Deletes all CRDs, certain finalizers that prevent deletion, terraform state components that prevent deletion, and sets the DNS record back to homelab cluster.

name: Terraform Destroy

on:
  workflow_dispatch:

env:
  TF_VAR_project_id: ${{ secrets.GCP_PROJECT_ID }} 
  TF_VAR_db_password: ${{ secrets.DB_PASSWORD }}
  TF_VAR_azure_ai_openapi_key: ${{ secrets.AZURE_AI_OPENAPI_KEY }}
  TF_VAR_recaptcha_secret_key_prod: ${{ secrets.RECAPTCHA_SECRET_KEY_PROD }}
  TF_VAR_recaptcha_secret_key_dev: ${{ secrets.RECAPTCHA_SECRET_KEY_DEV }}
  TF_VAR_redis_password: ${{ secrets.REDIS_PASSWORD }}
  TF_VAR_cloudflare_api_token_secret: ${{ secrets.CLOUDFLARE_API_TOKEN }}
  USE_GKE_GCLOUD_AUTH_PLUGIN: "True"

jobs:
  terraform:
    name: Destroy all
    runs-on: ubuntu-latest

    steps:
      - name: Checkout repository
        uses: actions/checkout@v3

      - name: Set up Terraform
        uses: hashicorp/setup-terraform@v3
        with:
          terraform_version: 1.12.2

      - name: Authenticate with Google Cloud
        uses: google-github-actions/auth@v2
        with:
          credentials_json: '${{ secrets.GOOGLE_CREDENTIALS }}'

      - name: Set up Google Cloud SDK
        uses: google-github-actions/setup-gcloud@v2

      # Destroy workloads
      - name: Terraform Init (workloads)
        working-directory: terraform/workloads
        run: terraform init

      - name: Terraform Destroy Workloads
        working-directory: terraform/workloads
        run: terraform destroy -auto-approve

      # Get region from terraform output
      - name: Terraform Init (cluster)
        working-directory: terraform/cluster
        run: terraform init

      - name: Extract zone from Terraform
        working-directory: terraform/cluster
        id: tf_outputs
        run: |
          ZONE=$(terraform output -raw zone)
          echo "ZONE=$ZONE" >> $GITHUB_ENV
      
      - name: Install gke-gcloud-auth-plugin
        run: |
          gcloud components install gke-gcloud-auth-plugin --quiet
      
      # Configure kubectl with dynamic zone
      - name: Configure kubectl
        run: |
          gcloud container clusters get-credentials zhf-cluster \
            --zone "$ZONE" \
            --project "$TF_VAR_project_id"

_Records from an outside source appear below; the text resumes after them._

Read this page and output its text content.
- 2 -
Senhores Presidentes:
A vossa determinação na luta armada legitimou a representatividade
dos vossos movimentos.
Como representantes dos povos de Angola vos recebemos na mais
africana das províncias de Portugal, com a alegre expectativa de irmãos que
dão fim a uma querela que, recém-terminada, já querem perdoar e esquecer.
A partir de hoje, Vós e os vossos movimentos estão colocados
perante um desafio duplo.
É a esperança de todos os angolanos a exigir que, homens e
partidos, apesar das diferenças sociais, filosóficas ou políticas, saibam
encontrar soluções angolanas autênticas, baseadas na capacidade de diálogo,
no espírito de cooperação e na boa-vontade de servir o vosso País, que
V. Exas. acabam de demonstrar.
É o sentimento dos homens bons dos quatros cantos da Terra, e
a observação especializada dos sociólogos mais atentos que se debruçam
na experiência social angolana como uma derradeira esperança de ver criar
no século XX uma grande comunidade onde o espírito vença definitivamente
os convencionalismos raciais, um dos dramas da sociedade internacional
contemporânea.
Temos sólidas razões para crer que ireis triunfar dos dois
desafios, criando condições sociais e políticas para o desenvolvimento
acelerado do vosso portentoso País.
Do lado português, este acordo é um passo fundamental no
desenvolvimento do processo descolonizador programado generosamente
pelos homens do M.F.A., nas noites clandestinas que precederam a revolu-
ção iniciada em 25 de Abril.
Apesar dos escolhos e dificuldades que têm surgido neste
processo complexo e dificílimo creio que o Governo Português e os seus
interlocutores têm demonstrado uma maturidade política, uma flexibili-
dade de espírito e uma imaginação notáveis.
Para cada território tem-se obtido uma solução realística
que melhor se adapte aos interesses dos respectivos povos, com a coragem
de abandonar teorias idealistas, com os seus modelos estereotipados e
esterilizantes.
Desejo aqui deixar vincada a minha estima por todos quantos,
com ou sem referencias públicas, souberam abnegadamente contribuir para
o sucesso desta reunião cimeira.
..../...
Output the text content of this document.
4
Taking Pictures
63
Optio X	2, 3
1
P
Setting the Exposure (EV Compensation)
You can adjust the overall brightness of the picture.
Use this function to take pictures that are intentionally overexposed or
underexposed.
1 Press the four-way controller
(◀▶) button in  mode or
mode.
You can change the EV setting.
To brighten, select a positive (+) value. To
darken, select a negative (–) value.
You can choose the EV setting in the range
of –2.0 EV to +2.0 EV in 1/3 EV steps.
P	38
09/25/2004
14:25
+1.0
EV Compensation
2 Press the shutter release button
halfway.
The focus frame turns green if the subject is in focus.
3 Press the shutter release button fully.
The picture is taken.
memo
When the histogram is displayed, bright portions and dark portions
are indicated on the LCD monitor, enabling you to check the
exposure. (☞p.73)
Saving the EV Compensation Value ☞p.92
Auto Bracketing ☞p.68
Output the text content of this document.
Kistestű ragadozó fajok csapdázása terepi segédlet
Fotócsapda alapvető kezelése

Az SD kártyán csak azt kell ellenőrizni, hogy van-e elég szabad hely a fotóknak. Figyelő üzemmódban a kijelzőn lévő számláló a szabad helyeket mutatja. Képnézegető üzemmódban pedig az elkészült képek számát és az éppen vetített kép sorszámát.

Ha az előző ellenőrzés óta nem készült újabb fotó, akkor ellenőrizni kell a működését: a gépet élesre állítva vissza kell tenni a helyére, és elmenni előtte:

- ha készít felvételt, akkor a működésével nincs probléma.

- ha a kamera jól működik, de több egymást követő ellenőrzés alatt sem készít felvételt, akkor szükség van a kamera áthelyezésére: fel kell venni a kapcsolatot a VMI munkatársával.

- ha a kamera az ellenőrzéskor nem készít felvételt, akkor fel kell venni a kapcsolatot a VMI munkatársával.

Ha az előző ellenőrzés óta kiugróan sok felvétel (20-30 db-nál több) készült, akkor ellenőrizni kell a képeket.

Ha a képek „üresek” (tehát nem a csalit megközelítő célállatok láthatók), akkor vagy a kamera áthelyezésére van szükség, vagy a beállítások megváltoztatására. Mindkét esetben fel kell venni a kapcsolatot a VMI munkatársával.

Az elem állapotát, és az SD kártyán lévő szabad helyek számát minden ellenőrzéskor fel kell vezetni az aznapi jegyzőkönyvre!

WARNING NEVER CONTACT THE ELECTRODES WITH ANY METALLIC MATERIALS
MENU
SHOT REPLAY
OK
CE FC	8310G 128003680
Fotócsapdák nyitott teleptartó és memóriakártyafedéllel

      # Force delete stuck namespaces (finalizers)
      - name: Force delete stuck namespaces
        run: |
          for ns in dev prod; do
            kubectl get namespace $ns -o json 2>/dev/null | \
              jq 'del(.spec.finalizers)' | \
              kubectl replace --raw "/api/v1/namespaces/$ns/finalize" -f - || true
          done

      # Clean up CRDs and Terraform state
      - name: Clean up CRDs and namespace state
        working-directory: terraform/cluster
        run: |
          kubectl delete crd --all --ignore-not-found || true
          terraform state rm 'helm_release.cert_manager' || true
          terraform state rm 'helm_release.kube_prometheus_stack' || true
          terraform state rm 'helm_release.traefik' || true
          terraform state rm 'kubernetes_namespace.dev' || true
          terraform state rm 'kubernetes_namespace.prod' || true

      - name: Terraform Destroy Cluster
        working-directory: terraform/cluster
        run: terraform destroy -auto-approve

      - name: Update DNS record
        run: | 
          curl -X PATCH "https://api.cloudflare.com/client/v4/zones/$ZONE_ID/dns_records/$DNS_RECORD_ID" \
            -H "Authorization: Bearer $CLOUDFLARE_API_TOKEN" \
            -H "Content-Type: application/json" \
            -d '{
              "name": "zhf.danielstanecki.com",
              "type": "CNAME",
              "comment": "Domain verification record",
              "content": "'"$ONPREM_DNS_RECORD"'",
              "proxied": true
            }'
        env:
          ONPREM_DNS_RECORD: ${{ secrets.ONPREM_DNS_RECORD }}
          CLOUDFLARE_API_TOKEN: ${{ secrets.CLOUDFLARE_API_TOKEN }}
          ZONE_ID: ${{ secrets.CLOUDFLARE_ZONE_ID }}
          DNS_RECORD_ID: ${{ secrets.DNS_RECORD_ID }}

Final Outcome

The entire pipeline produces a failover solution that completes in 35 minutes; 15 minutes for health check failures and 20 minutes for actual deployment. I don’t think it’s ideal being limited to health checks every 5 minutes (and often delayed) and in the future I might consider switching to a self-hosted runner instead.

For planned maintenance, I can now do a zero-downtime failover by just running the pipeline manually.